All this time I thought that whenever I need to copy a string(either literal or in a variable) I need to use strcpy(). However I recently found out this:
char a[]="test";
and this
char *a="test";
From what I understand the second type is unsafe and will print garbage in some cases. Is that correct? What made me even more curious is why the following doesn't work:
char a[5];
a="test";
or this
char a[];
a="test";
but this works however
char *a;
a="test";
I would be greatful if someone could clear up things a bit.
char a[]="test";
This declares and initializes an array of size 5 with the contents of "test".
char *a="test";
This declares and initializes a pointer to the literal "test". Attempting to modify a literal through a is undefined behavior (and probably results in the garbage you are seeing).

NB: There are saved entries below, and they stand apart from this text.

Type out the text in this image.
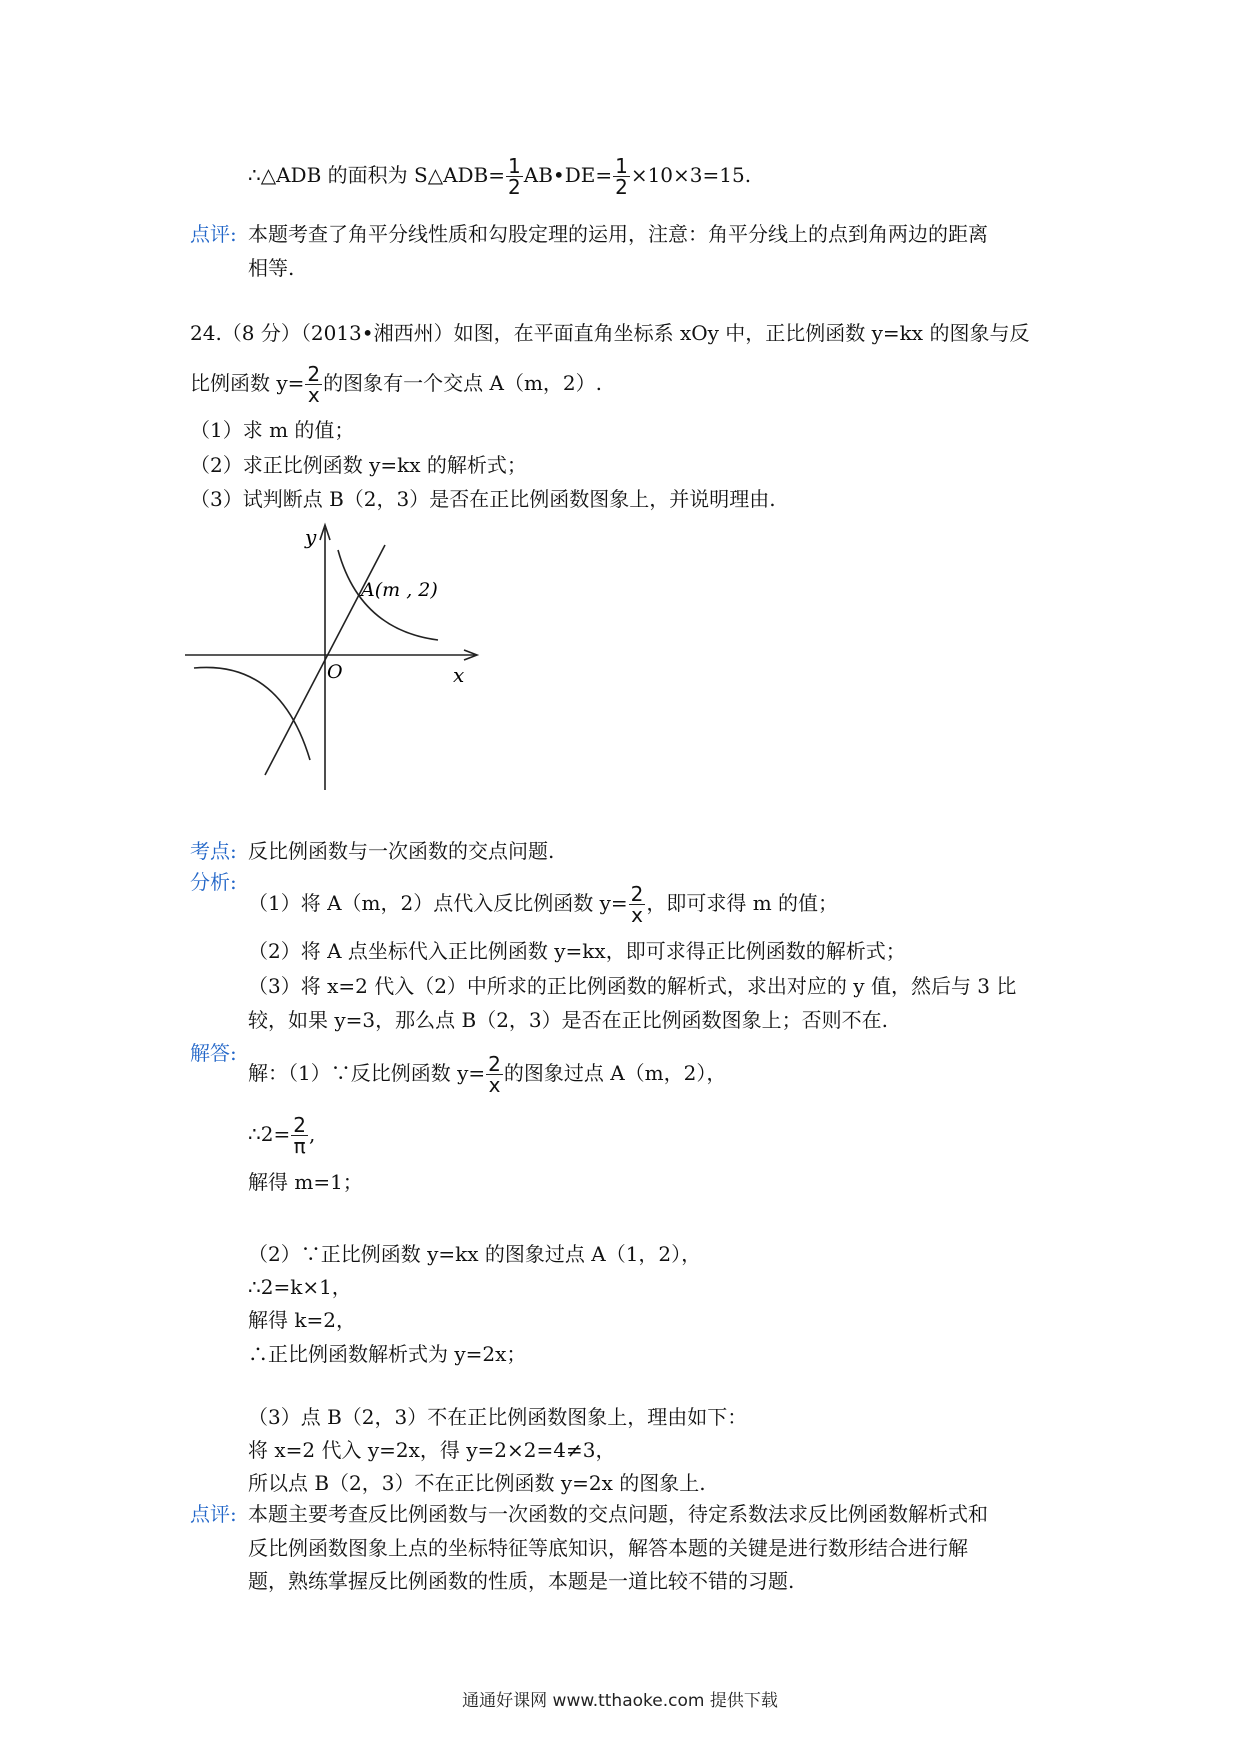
∴△ADB 的面积为 S△ADB= $\frac{1}{2}$ AB•DE= $\frac{1}{2} \times 10\times 3=15$.
点评: 本题考查了角平分线性质和勾股定理的运用，注意：角平分线上的点到角两边的距离
相等.
24.（8 分）（2013•湘西州）如图，在平面直角坐标系 xOy 中，正比例函数 y=kx 的图象与反
比例函数 $y= \frac{2}{x}$ 的图象有一个交点 A（m，2）.
（1）求 m 的值；
（2）求正比例函数 y=kx 的解析式；
（3）试判断点 B（2，3）是否在正比例函数图象上，并说明理由.
y
x
O
A(m , 2)
考点: 反比例函数与一次函数的交点问题.
分析:
（1）将 A（m，2）点代入反比例函数 $y= \frac{2}{x}$ ，即可求得 m 的值；
（2）将 A 点坐标代入正比例函数 y=kx，即可求得正比例函数的解析式；
（3）将 x=2 代入（2）中所求的正比例函数的解析式，求出对应的 y 值，然后与 3 比
较，如果 y=3，那么点 B（2，3）是否在正比例函数图象上；否则不在.
解答:
解：（1）∵反比例函数 $y= \frac{2}{x}$ 的图象过点 A（m，2），
∴2= $\frac{2}{\pi}$ ,
解得 m=1；
（2）∵正比例函数 y=kx 的图象过点 A（1，2），
∴2=k×1，
解得 k=2，
∴正比例函数解析式为 y=2x；
（3）点 B（2，3）不在正比例函数图象上，理由如下：
将 x=2 代入 y=2x，得 y=2×2=4≠3，
所以点 B（2，3）不在正比例函数 y=2x 的图象上.
点评: 本题主要考查反比例函数与一次函数的交点问题，待定系数法求反比例函数解析式和
反比例函数图象上点的坐标特征等底知识，解答本题的关键是进行数形结合进行解
题，熟练掌握反比例函数的性质，本题是一道比较不错的习题.
通通好课网 www.tthaoke.com 提供下载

It's not unsafe, it just can't be modified since literals are immutable.
char a[5];
a="test";
This fails even when both a and "test" have the exact same type, just as any other attempt to copy arrays thorugh assignment.
char a[];
a="test";
This declares an array of unknown size. The declaration should be completed before being used.
char *a;
a="test";
This works just fine since "test" decays to a pointer to the literal's first element. Attempting to modify its contents is still undefined behavior.
Let's examine case by case:
char a[]="test";
This tells the compiler to allocate 5 bytes on the stack, put 't' 'e' 's' 't' and '\0' on it. Then the variable a points to where 't' was written and you have a pointer pointing to a valid location with 5 available spaces. (That is if you view a as a pointer. In truth, the compiler still treats a as a single custom type that consists of 5 chars. In an extreme case, you can imagine it something like struct { char a, b, c, d, e; } a;)
char *a="test";
"test" (which like I said is basically 't' 'e' 's' 't' and '\0') is stored somewhere in your program, say a "literal's area", and a is pointing to it. That area is not yours to modify but only to read. a by itself doesn't have any specific memory (I am not talking about the 4/8 bytes of pointer value).
char a[5];
a = "test";
You are telling the compiler to copy the contents of one string over to another one. This is not a simple operation. In the case of char a[] = "test"; it was rather simple because it was just 5 pushes on the stack. In this case however it is a loop that needs to copy 1 by 1.
Defining char a[];, well I don't think that's even possible, is it? You are asking for a to be an array of a size that would be determined when initialized. When there is no initialization, it's just doesn't make sense.
char *a;
a = "test";
You are defining a as a pointer to arrays of char. When you assign it to "test", a just points to it, it doesn't have any specific memory for it though, exactly like the case of char *a = "test";
Like I said, assigning arrays (whether null-terminated arrays of char (string) or any other array) is a non-trivial task that the compiler doesn't do for you, that is why you have functions for it.
Do not confuse assignment and initialisation in C, they are different.
In C a string is not a data type, it is a convention, utilising an array and a nul terminator. Like any array, when you assign it, it's name resolves as a mere pointer. You can assign a pointer, but that is not the same as assigning a string.